Leda Hubbard, a forensic pathologist, gets the job of her dreams when an old school friend hires her to collect and authenticate the DNA of the famous Cleopatra. It’s all great fun for Leda until, during a massive disaster, her colorful dad, the dig’s security specialist, is killed by a group trying to hijack the precious material for a “blend,” a process in which the queen’s DNA is used to import her memories, personality, and character traits to a new host. They screw up, however, and get Leda’s dad’s DNA instead. To keep the queen from going to the murderers, Leda blends with Cleopatra herself, learning a lot more about Egypt than she ever wanted to know.

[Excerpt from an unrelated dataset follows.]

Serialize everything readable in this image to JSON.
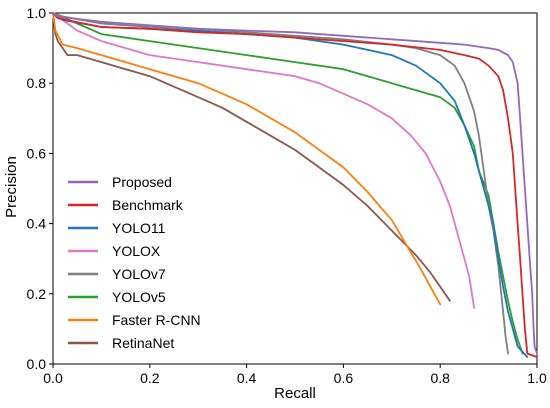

“A bright, sometimes humorous, often dark, but always innovative speculative fiction. . . Elizabeth Ann Scarborough is always a treat to read but with this novel, she takes readers where nobody has gone before.” BookBrowser
PUBLISHERS WEEKLY
Forget Dolly the sheep: genetic engineering goes for the gold and takes on historical figures namely Cleopatra in a process that is not quite cloning and not quite the channeling of the title of this light fantasy from Nebula Award winner Scarborough. The geniuses at Nucor company have perfected a computer-based program that can insert DNA from one person into another, thereby giving the second person the personality and thoughts of the first. It even works on the DNA of people long dead thus the DNA of the famed queen is the target of the archeological quest driving this story. Leda Hubbard, a closet Egyptologist and lover of antiquities whose day job is in forensic sciences, gets involved in a semi-shady assignment for Nucor to find Cleopatra's remains so her DNA can be injected into a wealthy client. Leda doesn't particularly approve of the channeling process, but getting to go on an archeological dig is the thrill of a lifetime. In the course of her adventures, she experiences a natural disaster, gets kidnapped and ends up taking Cleopatra on as an internal passenger. It's an interesting concept, but Scarborough's (The Lady in the Loch, the Acorna series with Anne McCaffrey) scattershot approach which includes tributes to metaphysics, Egyptology (especially Elizabeth Peters mysteries), gumshoe detectives, channeling and action adventure never quite allows the story to coalesce into something more than readable and occasionally humorous bits and pieces. Striking jacket art incorporating an ancient Egyptian double helix elegantly conveys the book's theme.